A comment is order. One has verified that similar results are obtained for \(A=40\), with the main differences being the smaller normalizations, decrease of the difference between the predictions and the change in the position of the dips. These results indicate that the study of eA collisions with lighter nuclei can also be useful, in particular due to the different atomic number dependence of the saturation scale predicted by the nonlinear approaches considered in our analysis.

4 Summary

The experimental analysis of the diffractive observables in future electron-hadron collisions at EIC and LHeC is expected to improve our understanding about the QCD dynamics at high parton densities and the multi-dimensional description of the partons within the hadrons. In particular, the study of the deeply virtual Compton scattering is predicted to be a probe of the gluon Wigner distribution. In this paper, we have investigated the impact of the distinct treatments for the nonlinear (saturation) effects on the DVCS process. We have presented, for the first time, the predictions derived using the solution of the impact-parameter dependent Balitsky–Kovchegov equation for the dipole-target scattering amplitude.
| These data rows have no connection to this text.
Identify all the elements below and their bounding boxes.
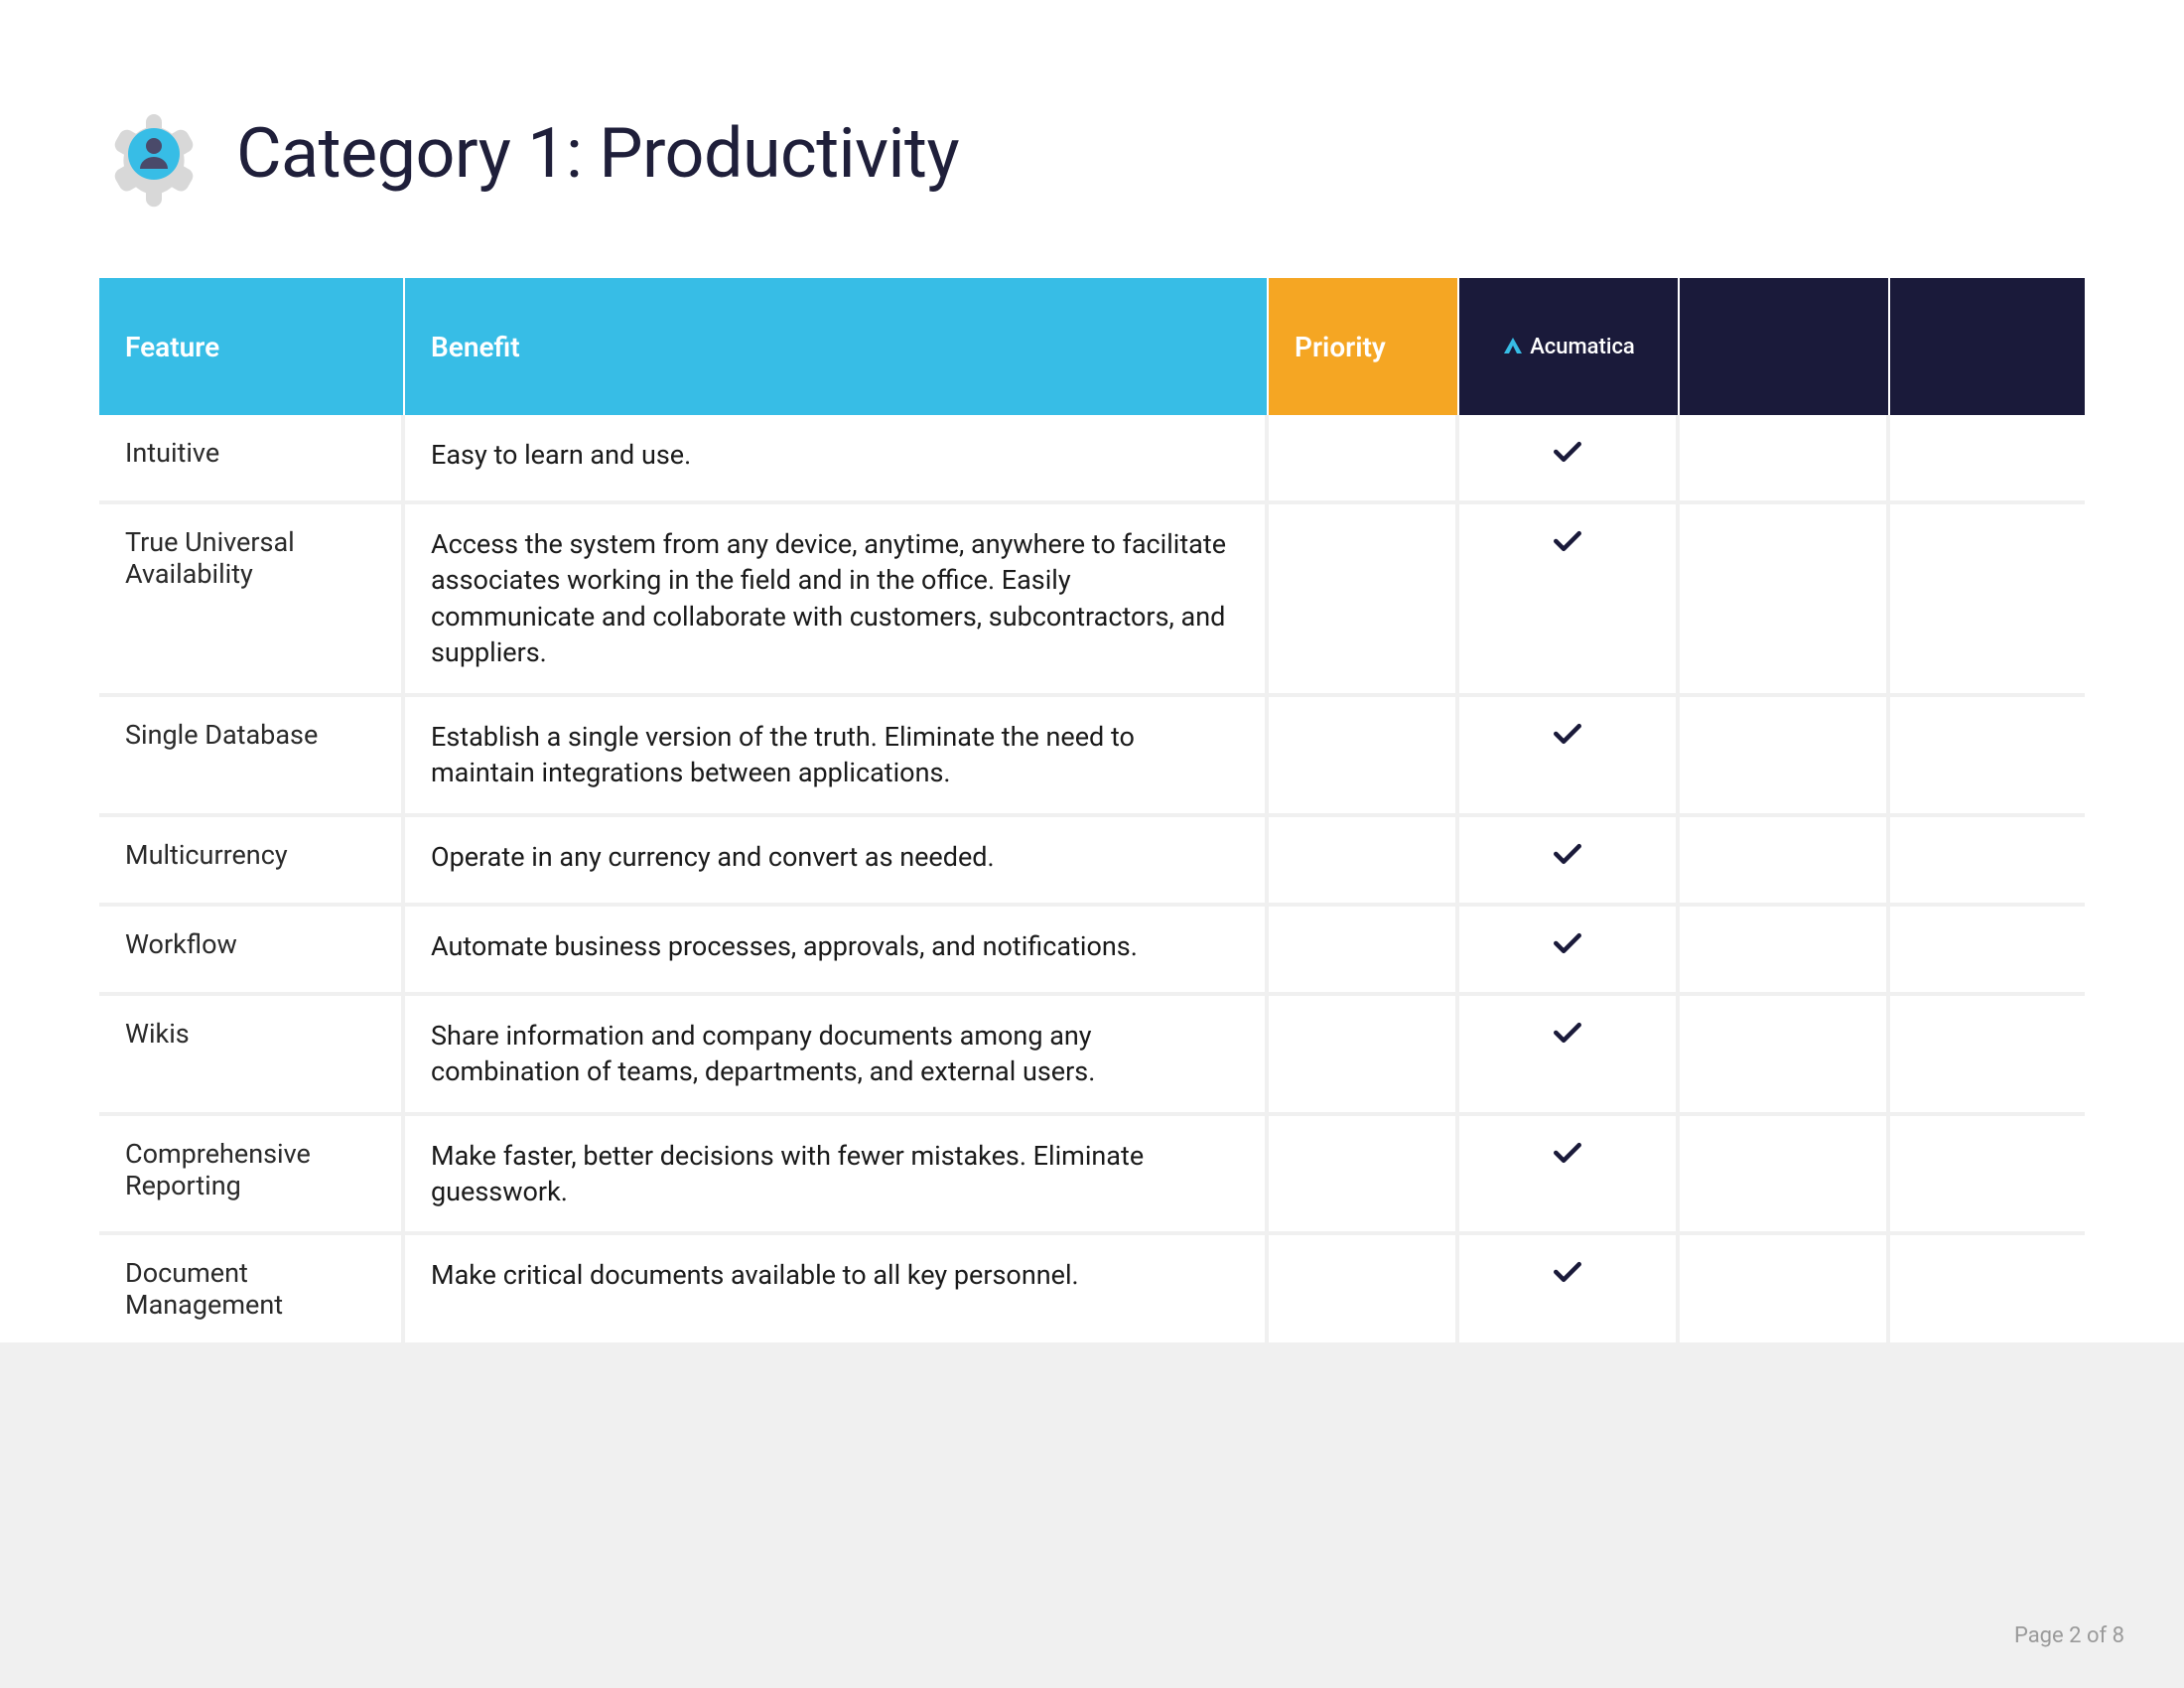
cell-empty-2 bbox=[1890, 817, 2085, 903]
acumatica-icon bbox=[1502, 336, 1524, 357]
gear-user-icon bbox=[99, 99, 208, 209]
cell-vendor-check bbox=[1459, 504, 1680, 693]
cell-empty-2 bbox=[1890, 1235, 2085, 1342]
page-footer: Page 2 of 8 bbox=[2014, 1623, 2124, 1648]
cell-benefit: Access the system from any device, anyti… bbox=[405, 504, 1269, 693]
table-row: IntuitiveEasy to learn and use. bbox=[99, 415, 2085, 504]
table-body: IntuitiveEasy to learn and use.True Univ… bbox=[99, 415, 2085, 1342]
cell-empty-1 bbox=[1680, 504, 1890, 693]
table-row: WorkflowAutomate business processes, app… bbox=[99, 907, 2085, 996]
cell-feature: Wikis bbox=[99, 996, 405, 1112]
cell-benefit: Share information and company documents … bbox=[405, 996, 1269, 1112]
cell-benefit: Automate business processes, approvals, … bbox=[405, 907, 1269, 992]
cell-priority bbox=[1269, 1116, 1459, 1232]
cell-vendor-check bbox=[1459, 817, 1680, 903]
cell-benefit: Establish a single version of the truth.… bbox=[405, 697, 1269, 813]
check-icon bbox=[1552, 1259, 1583, 1292]
column-empty-1 bbox=[1680, 278, 1890, 415]
cell-empty-2 bbox=[1890, 1116, 2085, 1232]
cell-empty-2 bbox=[1890, 697, 2085, 813]
cell-priority bbox=[1269, 1235, 1459, 1342]
cell-empty-1 bbox=[1680, 1116, 1890, 1232]
check-icon bbox=[1552, 721, 1583, 754]
cell-priority bbox=[1269, 996, 1459, 1112]
cell-feature: Document Management bbox=[99, 1235, 405, 1342]
column-vendor-acumatica: Acumatica bbox=[1459, 278, 1680, 415]
cell-benefit: Make faster, better decisions with fewer… bbox=[405, 1116, 1269, 1232]
page-title: Category 1: Productivity bbox=[236, 113, 959, 195]
column-empty-2 bbox=[1890, 278, 2085, 415]
cell-empty-1 bbox=[1680, 817, 1890, 903]
cell-vendor-check bbox=[1459, 415, 1680, 500]
cell-empty-2 bbox=[1890, 907, 2085, 992]
cell-benefit: Operate in any currency and convert as n… bbox=[405, 817, 1269, 903]
cell-feature: Multicurrency bbox=[99, 817, 405, 903]
page-header: Category 1: Productivity bbox=[99, 99, 2085, 209]
cell-priority bbox=[1269, 415, 1459, 500]
table-row: Single DatabaseEstablish a single versio… bbox=[99, 697, 2085, 817]
table-row: Comprehensive ReportingMake faster, bett… bbox=[99, 1116, 2085, 1236]
cell-vendor-check bbox=[1459, 907, 1680, 992]
cell-priority bbox=[1269, 817, 1459, 903]
check-icon bbox=[1552, 930, 1583, 963]
document-page: Category 1: Productivity Feature Benefit… bbox=[0, 0, 2184, 1342]
table-row: Document ManagementMake critical documen… bbox=[99, 1235, 2085, 1342]
cell-priority bbox=[1269, 697, 1459, 813]
check-icon bbox=[1552, 439, 1583, 472]
cell-empty-1 bbox=[1680, 1235, 1890, 1342]
cell-empty-1 bbox=[1680, 996, 1890, 1112]
check-icon bbox=[1552, 1020, 1583, 1053]
cell-empty-1 bbox=[1680, 415, 1890, 500]
cell-vendor-check bbox=[1459, 1235, 1680, 1342]
table-row: WikisShare information and company docum… bbox=[99, 996, 2085, 1116]
cell-empty-1 bbox=[1680, 697, 1890, 813]
check-icon bbox=[1552, 1140, 1583, 1173]
cell-vendor-check bbox=[1459, 697, 1680, 813]
cell-empty-2 bbox=[1890, 415, 2085, 500]
table-row: True Universal AvailabilityAccess the sy… bbox=[99, 504, 2085, 697]
cell-feature: Comprehensive Reporting bbox=[99, 1116, 405, 1232]
cell-feature: True Universal Availability bbox=[99, 504, 405, 693]
cell-priority bbox=[1269, 907, 1459, 992]
cell-benefit: Easy to learn and use. bbox=[405, 415, 1269, 500]
cell-benefit: Make critical documents available to all… bbox=[405, 1235, 1269, 1342]
cell-empty-2 bbox=[1890, 996, 2085, 1112]
check-icon bbox=[1552, 841, 1583, 874]
cell-empty-2 bbox=[1890, 504, 2085, 693]
column-benefit: Benefit bbox=[405, 278, 1269, 415]
cell-vendor-check bbox=[1459, 1116, 1680, 1232]
vendor-label: Acumatica bbox=[1530, 335, 1635, 359]
cell-empty-1 bbox=[1680, 907, 1890, 992]
table-row: MulticurrencyOperate in any currency and… bbox=[99, 817, 2085, 907]
cell-vendor-check bbox=[1459, 996, 1680, 1112]
cell-priority bbox=[1269, 504, 1459, 693]
cell-feature: Intuitive bbox=[99, 415, 405, 500]
acumatica-logo: Acumatica bbox=[1502, 335, 1635, 359]
cell-feature: Workflow bbox=[99, 907, 405, 992]
table-header: Feature Benefit Priority Acumatica bbox=[99, 278, 2085, 415]
column-feature: Feature bbox=[99, 278, 405, 415]
column-priority: Priority bbox=[1269, 278, 1459, 415]
feature-table: Feature Benefit Priority Acumatica Intui… bbox=[99, 278, 2085, 1342]
cell-feature: Single Database bbox=[99, 697, 405, 813]
check-icon bbox=[1552, 528, 1583, 561]
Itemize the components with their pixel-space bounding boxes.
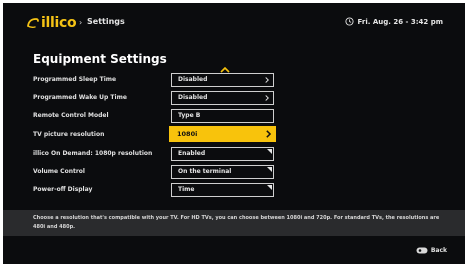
- back-key-icon: [416, 247, 428, 254]
- setting-row-power-off-display[interactable]: Power-off Display Time: [3, 183, 465, 197]
- setting-value: Disabled: [178, 76, 208, 83]
- datetime-text: Fri. Aug. 26 - 3:42 pm: [357, 17, 443, 26]
- setting-value: Enabled: [178, 150, 206, 157]
- datetime-display: Fri. Aug. 26 - 3:42 pm: [344, 17, 443, 26]
- illico-swoosh-icon: [27, 18, 39, 29]
- clock-icon: [344, 17, 354, 26]
- setting-row-sleep-time[interactable]: Programmed Sleep Time Disabled: [3, 73, 465, 87]
- back-button[interactable]: Back: [416, 247, 447, 254]
- setting-row-tv-resolution[interactable]: TV picture resolution 1080i: [3, 126, 465, 142]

We have presented these predictions for ep and eA collisions, considering the kinematic ranges that will be probed by the future EIC and LHeC colliders. A comprehensive comparison with the predictions derived using alternative saturation approaches was performed. Our results demonstrate that the cross section and t-distribution are strongly dependent on the assumption for the impact-parameter dependence of the dipole-target scattering amplitude. As a consequence, we predict that the tomography picture of a hadron will be sensitive to the nonlinear effects. Such results indicate that a future experimental analysis of the DVCS process will be useful to improve our understanding of QCD dynamics and hadronic structure.

Data Availability Statement

This manuscript has no associated data or the data will not be deposited. [Authors’ comment: This is a theoretical research study, and is based upon analysis of the public experimental data, so no additional data is associated with this work.]